Enrolling children in school based on age is a flawed practice. It is unfair to presume that all children are at the same developmental level based on age. Some would benefit from beginning school later, while others may be ready to skip ahead. Personally, I don’t know when I should have been enrolled in school, but the entire time I was there was the wrong time.
It’s not that school work was ever too difficult for me. Except for the more complicated kinds of math. That shit is still more than I ever want to deal with. There were classes in school where I could have probably skipped ahead. Things involving reading and writing, I’ve always been pretty good at those. Not counting actual handwriting; a more slapdash hybrid scrawl you’ve never seen.The rigidity of the school system is a detrimental minefield. Rather than going into a class based on age and taking the same prescribed classes with everyone else in your age group, it makes far more sense to take classes based on your specific level of ability. For example, I could have been taking what are currently 12th grade English classes and 6th grade math classes concurrently, perhaps while in the equivalent of the 8th or 9th grade. It should be acknowledged that people are better at certain things than others and their educational careers should be adapted accordingly. Giving children bad grades and letting them progress doesn’t help anyone, and having conditions which lead to children dropping out damn sure doesn’t. We shouldn’t be forcing children into uniform curricula and making them feel bad when certain fields are too difficult and bored when others are too simple. Education should be tailored and taught according to every person’s particular level of ability.

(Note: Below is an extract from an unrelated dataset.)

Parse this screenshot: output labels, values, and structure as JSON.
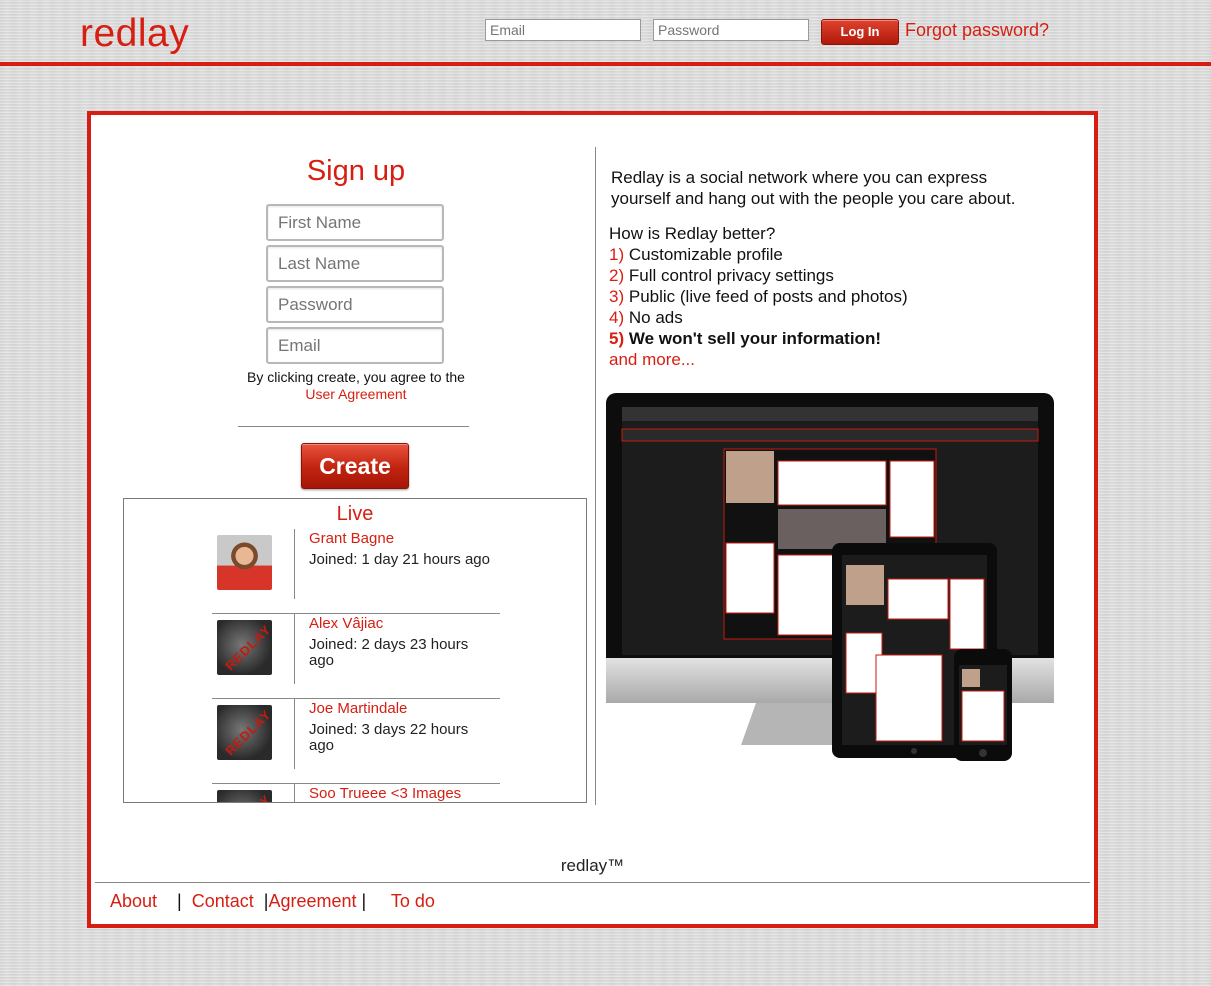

But I’m not even talking about any of that. It’s a great idea that should be adopted by schools worldwide, but it’s not what I’m talking about. What I’m talking about is the simple fact that I was not ready for school. At no time during my decades in school did I feel ready for it. I hated school. School was a daily ordeal of unending horror, though honestly most of it wasn’t actually that bad. It’s that at the time, as the kid I was, I couldn’t handle it, and it caused me terrible depression and anxiety and made a misery of my life. Through my teens, school was a significant contributing cause of my chronic suicidal ideation and acts of self-destruction. There were other factors at play, but removing school from the equation would have helped considerably.

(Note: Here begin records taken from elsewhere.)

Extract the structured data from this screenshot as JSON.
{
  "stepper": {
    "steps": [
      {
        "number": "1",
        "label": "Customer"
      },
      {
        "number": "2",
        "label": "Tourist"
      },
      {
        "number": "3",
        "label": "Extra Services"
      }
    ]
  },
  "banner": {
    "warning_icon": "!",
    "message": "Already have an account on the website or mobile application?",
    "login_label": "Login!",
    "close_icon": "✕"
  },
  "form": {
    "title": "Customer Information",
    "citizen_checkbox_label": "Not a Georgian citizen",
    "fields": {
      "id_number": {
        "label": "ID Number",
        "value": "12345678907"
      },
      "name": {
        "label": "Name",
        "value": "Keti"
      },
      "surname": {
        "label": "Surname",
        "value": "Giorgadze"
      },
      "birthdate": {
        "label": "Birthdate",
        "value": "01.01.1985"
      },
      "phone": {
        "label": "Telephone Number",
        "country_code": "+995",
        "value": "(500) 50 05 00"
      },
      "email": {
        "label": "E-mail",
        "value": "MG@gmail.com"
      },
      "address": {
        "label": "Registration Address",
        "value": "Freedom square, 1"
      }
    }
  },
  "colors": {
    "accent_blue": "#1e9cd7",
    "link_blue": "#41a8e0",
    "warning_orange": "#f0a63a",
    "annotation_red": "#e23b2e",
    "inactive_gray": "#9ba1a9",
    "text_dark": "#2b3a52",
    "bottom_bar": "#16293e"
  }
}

It’s only now, in my early-mid-thirties and in grad school, that I feel properly ready for school. I am a better student now than I ever was between the ages of five and twenty-three or twenty-four or however old I was when I graduated college. I put in more effort now than I ever did before. I have so far finished and turned in every assignment ahead of the deadline, sometimes weeks in advance, and the lowest grade I’ve gotten so far was an A (96%). I have improved so greatly over my former self, and grown to actually give a true fuck, that it bothered me that I didn’t get a 100% on that paper too.

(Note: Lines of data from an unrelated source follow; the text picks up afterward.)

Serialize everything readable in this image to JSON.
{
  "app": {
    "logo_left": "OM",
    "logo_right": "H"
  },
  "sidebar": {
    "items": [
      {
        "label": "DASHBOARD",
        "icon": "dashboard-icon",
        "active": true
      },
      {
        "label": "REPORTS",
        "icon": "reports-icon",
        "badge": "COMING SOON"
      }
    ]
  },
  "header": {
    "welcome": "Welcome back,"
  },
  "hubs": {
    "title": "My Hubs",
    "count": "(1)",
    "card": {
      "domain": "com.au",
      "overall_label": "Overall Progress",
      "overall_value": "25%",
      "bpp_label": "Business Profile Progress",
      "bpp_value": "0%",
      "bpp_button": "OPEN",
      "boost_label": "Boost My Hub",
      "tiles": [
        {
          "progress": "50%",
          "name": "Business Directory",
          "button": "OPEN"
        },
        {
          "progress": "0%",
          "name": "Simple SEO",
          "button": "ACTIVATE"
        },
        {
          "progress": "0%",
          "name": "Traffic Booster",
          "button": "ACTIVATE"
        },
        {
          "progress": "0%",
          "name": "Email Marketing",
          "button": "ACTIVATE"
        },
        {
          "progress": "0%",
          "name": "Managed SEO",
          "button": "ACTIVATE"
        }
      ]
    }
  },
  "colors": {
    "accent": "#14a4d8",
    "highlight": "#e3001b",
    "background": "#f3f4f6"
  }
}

Granted, I’ve only been in the program a few months now. Though I’ll do all I can to avoid it, it is possible that the difficulty or tedium levels will increase, harshing my buzz and slowing my roll. The fact that my classes are entirely online also helps. My patience for sitting in rooms at scheduled times, listening to someone who isn’t a comedian talk for an hour or more, is still low. If I didn’t have the freedom of fully online classes, I’d be less enthusiastic. Which goes to show that I should have probably never been in in-person classes to begin with, or at least not so many of them. I do a lot better when I’m not forced to be in a place and around people not of my choosing. And I know there are a lot of people like me, or people who have other particular traits, tendencies, or quirks which preclude them doing their best in traditional schooling environments. More than that, I know that everyone is different, and everyone becomes ready for things at different times. The school system must recognize this and adapt to individuals’ particular pace and abilities.